Dördüncü dönem ise, üçüncüsünden farklı olarak bir ölçüde gelişmiş ve olgunlaşmış bir kurumsal altyapı devralarak başladı. 2012’nin sonuna gelindiğinde gelişerek ve evrimleşerek olgunlaşan piyasalar ve kurumsal yapıların isterlerine cevap vermek için yeni bir Sermaye Piyasası Kanunu çıkarıldı. Yeni yasa hem AB Düzenlemelerine uyum amacıyla çok sayıda hüküm taşır ve bazı yeni kurumsal araçlar öngörür iken sermaye piyasalarında daha önce yaşanan ikili düzenleme yapısına yani bir yanda Sermaye Piyasası Kanunu diğer yanda Borsa Düzenlemesi şeklindeki ayırıma da son vermiştir. Yine bu dönemle birlikte üç ayrı borsa birleştirilmiş ve anonim şirket statüsünde organize edilmiş,  Borsa İstanbul Anonim Şirketi olarak dönüştürülmüştür.

  NEREDEYİZ?

Günümüzde ülkemiz sermaye piyasasının genel kurumsal yapısını aşağıdaki şekildeki (Şekil:5) gibi özetleyebiliriz.[11]

Şekil: 5

Sermaye Piyasasının Genel Yapısı

Yukarıdaki şekil sermaye piyasasını oluşturan genel yapının organizasyonlar, örgütler, araçlar, aktörler ve katılımcılar bakımından genel bir resmini vermektedir. Ancak sermaye piyasası bundan daha fazlasıdır. Bu yapıya yaşam veren başka unsurlar vardır. Bunlar sermaye piyasasının ruhu, özü, temeli, ona can veren  (soul, essence, spirit)  şeydir. Buna bir bakış açısıyla sistemi taşıyıcı kolonlar, direkler de  diyebiliriz. Bunlardan birisini çekerseniz ya da zayıflatırsanız sistemin işleyişi üzerinde sorunlar hatta kalıcı hasarlar oluşturabilirsiniz. Sistemin işlevlerini yerine getirmesini zorlaştırabilir, etkinsizleştirebilirsiniz.

  Sermaye piyasasının ruhu veya özünün ya da taşıyıcı kolonlarının  dört ana kavram etrafında toplandığını söyleyebiliriz. Bunlar aşağıdaki şekilde (Şekil:6) gösterilmişlerdir. Bu kavramlar birbirleriyle yakından bağlantılı ve ilintilidirler; karşılıklı etkileşim içindedirler.

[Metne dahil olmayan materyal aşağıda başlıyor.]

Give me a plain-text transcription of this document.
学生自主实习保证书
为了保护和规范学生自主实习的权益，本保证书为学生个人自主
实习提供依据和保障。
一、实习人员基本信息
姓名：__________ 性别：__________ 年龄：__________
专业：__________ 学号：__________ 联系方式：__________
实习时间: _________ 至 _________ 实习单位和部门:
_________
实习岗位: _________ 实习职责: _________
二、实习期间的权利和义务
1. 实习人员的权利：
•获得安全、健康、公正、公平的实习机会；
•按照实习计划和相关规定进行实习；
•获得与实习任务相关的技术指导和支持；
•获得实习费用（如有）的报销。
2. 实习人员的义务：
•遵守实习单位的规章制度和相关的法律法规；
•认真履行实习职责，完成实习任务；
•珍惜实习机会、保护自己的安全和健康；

Dürüst oyun denilince aklımıza önce ikincil piyasalarda manipülasyon, içerden öğrenenler ticareti , kendi yararına işlemler gelmektedir. Dürüst oyun kavramı bununla sınırlı değildir. Dürüst  oyun kamuyu, kamu yönetiminin ve piyasanın bütün aktörlerini ilgilendiren ve uymaları gereken bir davranış kuralını ifade etmektedir.

Şekil: 6

Sermaye Piyasasının  Taşıyıcı Kolonları

BAZI  DÜŞÜNCELER

Sermaye piyasamızın bugünkü konumlanmasından yola çıkarak bazı düşüncelerimi iki iki ana gruba ayırarak paylaşmak istiyorum. Birinci grupta güncel iki konuya değinmek istiyorum. İkinci grupta ise  önemli gördüğüm bazı konulara değineceğim.

Sermaye piyasası ile politika ilişkisini çok önemli görmeme karşın ele almadığımı söylemeliyim.

Güncel İki Konu

Bu konular sermaye piyasasında son zamanlarda yaşanan yatırımcı sayısı ya da açılan hesap sayısındaki hızlı artıştır. İkincisi de halka arzlarda gözlemlenen artıştır.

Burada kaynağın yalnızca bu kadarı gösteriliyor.